Em países ricos, o estado não se contraiu de forma simples; tome, por exemplo, a descoberta de Thomas Piketty de que as receitas fiscais em países ricos como uma porcentagem da renda nacional nunca caíram durante o período neoliberal. O que temos, sem dúvida, é uma reformulação do estado para reproduzir mais de perto os interesses do capital. Isso, por sua vez, deu peso a algumas discussões sobre as maneiras como o neoliberalismo estende, mas esconde a corrupção. Wendy Brown, por exemplo, aponta que “a governança neoliberal facilita uma fusão mais aberta e eficaz de poder político e econômico, que elimina amplamente o escândalo da corrupção, pois apaga diferenças em objetivos e governança entre estados e capital”.

Embora a liberalização global tenha ocorrido ao longo de trajetórias variadas, essa descrição político-econômica do neoliberalismo se encaixa particularmente bem no caso mexicano. O neoliberalismo na prática não foi uma simples separação entre Estado e mercado, mas uma instrumentalização do Estado para lucro privado. AMLO insistiu que essa é a forma concreta assumida pelo capitalismo pós-desenvolvimentista. Por exemplo, em uma coletiva de imprensa em fevereiro de 2021, López Obrador argumentou: "Em nosso país, a acumulação de capital não surgiu necessariamente da exploração burguesa dos trabalhadores, mas da corrupção.
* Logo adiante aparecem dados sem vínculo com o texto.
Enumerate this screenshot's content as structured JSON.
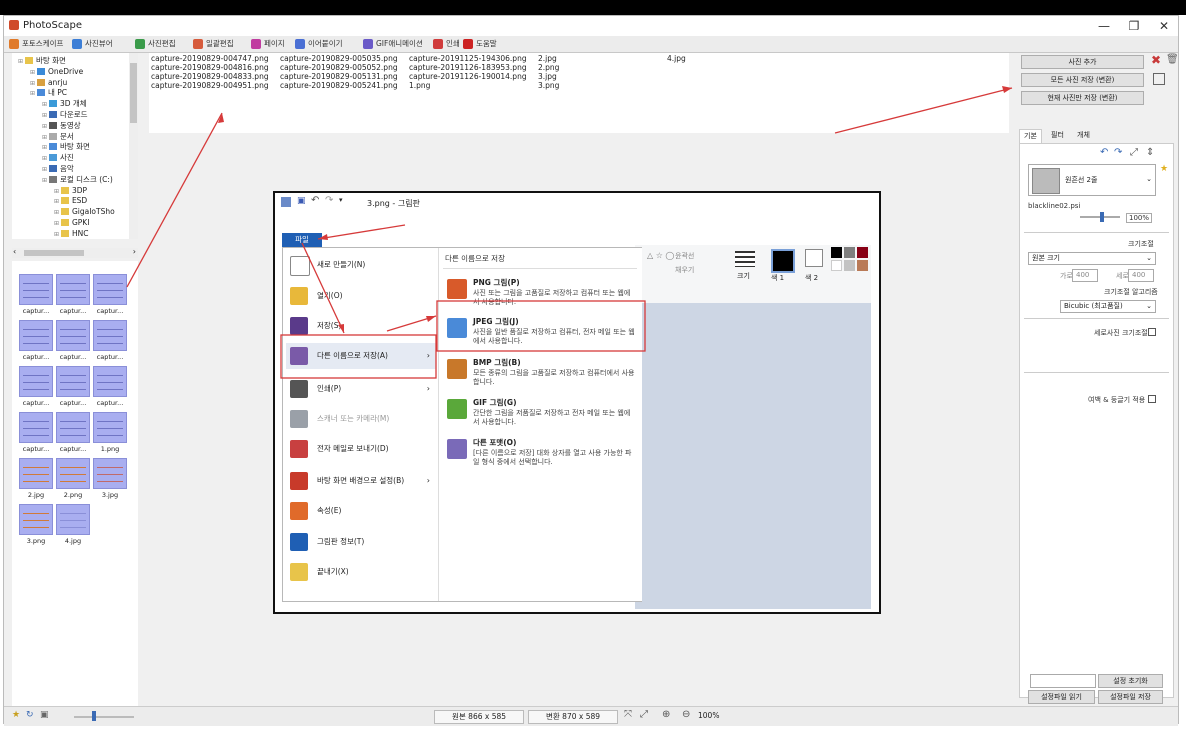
{
  "app": {
    "title": "PhotoScape"
  },
  "window_controls": {
    "minimize": "—",
    "restore": "❐",
    "close": "✕"
  },
  "tabs": [
    {
      "label": "포토스케이프",
      "color": "#e07a2a"
    },
    {
      "label": "사진뷰어",
      "color": "#3c7ed6"
    },
    {
      "label": "사진편집",
      "color": "#3a9b4a"
    },
    {
      "label": "일괄편집",
      "color": "#d65b3c"
    },
    {
      "label": "페이지",
      "color": "#c03ca0"
    },
    {
      "label": "이어붙이기",
      "color": "#4a6fd4"
    },
    {
      "label": "GIF애니메이션",
      "color": "#6a5ac8"
    },
    {
      "label": "인쇄",
      "color": "#d03c3c"
    },
    {
      "label": "도움말",
      "color": "#cc2222"
    }
  ],
  "tree": [
    {
      "label": "바탕 화면",
      "indent": 0,
      "icon": "folder-icon"
    },
    {
      "label": "OneDrive",
      "indent": 1,
      "icon": "cloud-icon"
    },
    {
      "label": "anrju",
      "indent": 1,
      "icon": "user-icon"
    },
    {
      "label": "내 PC",
      "indent": 1,
      "icon": "pc-icon"
    },
    {
      "label": "3D 개체",
      "indent": 2,
      "icon": "cube-icon"
    },
    {
      "label": "다운로드",
      "indent": 2,
      "icon": "download-icon"
    },
    {
      "label": "동영상",
      "indent": 2,
      "icon": "video-icon"
    },
    {
      "label": "문서",
      "indent": 2,
      "icon": "document-icon"
    },
    {
      "label": "바탕 화면",
      "indent": 2,
      "icon": "desktop-icon"
    },
    {
      "label": "사진",
      "indent": 2,
      "icon": "picture-icon"
    },
    {
      "label": "음악",
      "indent": 2,
      "icon": "music-icon"
    },
    {
      "label": "로컬 디스크 (C:)",
      "indent": 2,
      "icon": "drive-icon"
    },
    {
      "label": "3DP",
      "indent": 3,
      "icon": "folder-icon"
    },
    {
      "label": "ESD",
      "indent": 3,
      "icon": "folder-icon"
    },
    {
      "label": "GigaIoTSho",
      "indent": 3,
      "icon": "folder-icon"
    },
    {
      "label": "GPKI",
      "indent": 3,
      "icon": "folder-icon"
    },
    {
      "label": "HNC",
      "indent": 3,
      "icon": "folder-icon"
    }
  ],
  "thumbnails": [
    "captur...",
    "captur...",
    "captur...",
    "captur...",
    "captur...",
    "captur...",
    "captur...",
    "captur...",
    "captur...",
    "captur...",
    "captur...",
    "1.png",
    "2.jpg",
    "2.png",
    "3.jpg",
    "3.png",
    "4.jpg"
  ],
  "file_columns": [
    [
      "capture-20190829-004747.png",
      "capture-20190829-004816.png",
      "capture-20190829-004833.png",
      "capture-20190829-004951.png"
    ],
    [
      "capture-20190829-005035.png",
      "capture-20190829-005052.png",
      "capture-20190829-005131.png",
      "capture-20190829-005241.png"
    ],
    [
      "capture-20191125-194306.png",
      "capture-20191126-183953.png",
      "capture-20191126-190014.png",
      "1.png"
    ],
    [
      "2.jpg",
      "2.png",
      "3.jpg",
      "3.png"
    ],
    [
      "4.jpg"
    ]
  ],
  "paint": {
    "title": "3.png - 그림판",
    "file_tab": "파일",
    "menu_left": [
      {
        "label": "새로 만들기(N)",
        "icon": "new-file-icon",
        "color": "#ffffff",
        "arrow": ""
      },
      {
        "label": "열기(O)",
        "icon": "open-folder-icon",
        "color": "#e8b83a",
        "arrow": ""
      },
      {
        "label": "저장(S)",
        "icon": "save-disk-icon",
        "color": "#5a3a8a",
        "arrow": ""
      },
      {
        "label": "다른 이름으로 저장(A)",
        "icon": "save-as-icon",
        "color": "#7a5aa8",
        "arrow": "›"
      },
      {
        "label": "인쇄(P)",
        "icon": "print-icon",
        "color": "#555555",
        "arrow": "›"
      },
      {
        "label": "스캐너 또는 카메라(M)",
        "icon": "scanner-icon",
        "color": "#9aa0a8",
        "arrow": ""
      },
      {
        "label": "전자 메일로 보내기(D)",
        "icon": "mail-icon",
        "color": "#c84040",
        "arrow": ""
      },
      {
        "label": "바탕 화면 배경으로 설정(B)",
        "icon": "desktop-background-icon",
        "color": "#c83a2a",
        "arrow": "›"
      },
      {
        "label": "속성(E)",
        "icon": "check-icon",
        "color": "#e06a2a",
        "arrow": ""
      },
      {
        "label": "그림판 정보(T)",
        "icon": "info-icon",
        "color": "#1f5fb4",
        "arrow": ""
      },
      {
        "label": "끝내기(X)",
        "icon": "exit-icon",
        "color": "#e8c44a",
        "arrow": ""
      }
    ],
    "submenu_title": "다른 이름으로 저장",
    "formats": [
      {
        "title": "PNG 그림(P)",
        "desc": "사진 또는 그림을 고품질로 저장하고 컴퓨터 또는 웹에서 사용합니다.",
        "icon": "png-icon",
        "color": "#d85a2a"
      },
      {
        "title": "JPEG 그림(J)",
        "desc": "사진을 일반 품질로 저장하고 컴퓨터, 전자 메일 또는 웹에서 사용합니다.",
        "icon": "jpeg-icon",
        "color": "#4a8ad8"
      },
      {
        "title": "BMP 그림(B)",
        "desc": "모든 종류의 그림을 고품질로 저장하고 컴퓨터에서 사용합니다.",
        "icon": "bmp-icon",
        "color": "#c8782a"
      },
      {
        "title": "GIF 그림(G)",
        "desc": "간단한 그림을 저품질로 저장하고 전자 메일 또는 웹에서 사용합니다.",
        "icon": "gif-icon",
        "color": "#5aa83a"
      },
      {
        "title": "다른 포맷(O)",
        "desc": "[다른 이름으로 저장] 대화 상자를 열고 사용 가능한 파일 형식 중에서 선택합니다.",
        "icon": "other-format-icon",
        "color": "#7a6ab8"
      }
    ],
    "ribbon": {
      "outline": "윤곽선",
      "fill": "채우기",
      "size": "크기",
      "color1": "색 1",
      "color2": "색 2"
    }
  },
  "right_panel": {
    "add_photo": "사진 추가",
    "save_all": "모든 사진 저장 (변환)",
    "save_current": "현재 사진만 저장 (변환)",
    "tabs": [
      "기본",
      "필터",
      "개체"
    ],
    "frame_name": "원흔선 2줄",
    "frame_file": "blackline02.psi",
    "zoom": "100%",
    "resize_label": "크기조절",
    "resize_mode": "원본 크기",
    "width_label": "가로",
    "width_value": "400",
    "height_label": "세로",
    "height_value": "400",
    "algo_label": "크기조절 알고리즘",
    "algo_value": "Bicubic (최고품질)",
    "portrait_label": "세로사진 크기조절",
    "margin_label": "여백 & 둥글기 적용",
    "reset": "설정 초기화",
    "load": "설정파일 읽기",
    "save": "설정파일 저장"
  },
  "status": {
    "original": "원본 866 x 585",
    "converted": "변환 870 x 589",
    "zoom": "100%"
  },
  "colors": {
    "accent": "#1f5fb4",
    "highlight": "#d63a3a",
    "thumb": "#a9aef0"
  }
}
Ela se intensificou no período neoliberal... Isso não é descartar o marxismo, mas reconhecer que o caso do México é especial."

Pós-neoliberalismo realmente existente, 2018–2024

López Obrador declarou que sua vitória nas eleições presidenciais de 2018 marcou o início de um novo regime político, em vez de apenas uma mudança de governo. Central para essa suposta transformação é um afastamento das políticas econômicas neoliberais que têm sido dominantes no México por décadas. Em março de 2019, alguns meses após seu mandato, AMLO anunciou o fim do neoliberalismo no país: "O modelo neoliberal, com suas políticas contra o povo, de roubar e doar [recursos públicos], está aqui abolido." Esta declaração ousada desencadeou um debate animado sobre a extensão desta abolição e o que, se alguma coisa, substituiu o neoliberalismo.

A transição para longe do neoliberalismo sob AMLO é moderada, mas significativa. Em vez de uma rejeição total da ordem pós-keynesiana, as políticas de AMLO podem ser descritas como pós-neoliberais. De fato, como William Davies e Nicholas Gane colocaram:

A cada ano que passa, o número de tendências aparentemente contrárias dentro e contra o neoliberalismo também está crescendo. Com base em uma compreensão amplamente aprimorada do que é o neoliberalismo, podemos pelo menos concordar agora que é improvável que ele termine com qualquer crise definitiva de mudança de paradigma. Nesse sentido, “pós-neoliberalismo” não pode se referir a algo que vem exclusivamente depois do neoliberalismo, mas sim — como com a noção de “pós-fordismo” — a um conjunto de racionalidades emergentes, críticas, movimentos e reformas que criam raízes em sociedades neoliberais e começam a enfraquecer ou transformar princípios-chave da razão e da política neoliberais.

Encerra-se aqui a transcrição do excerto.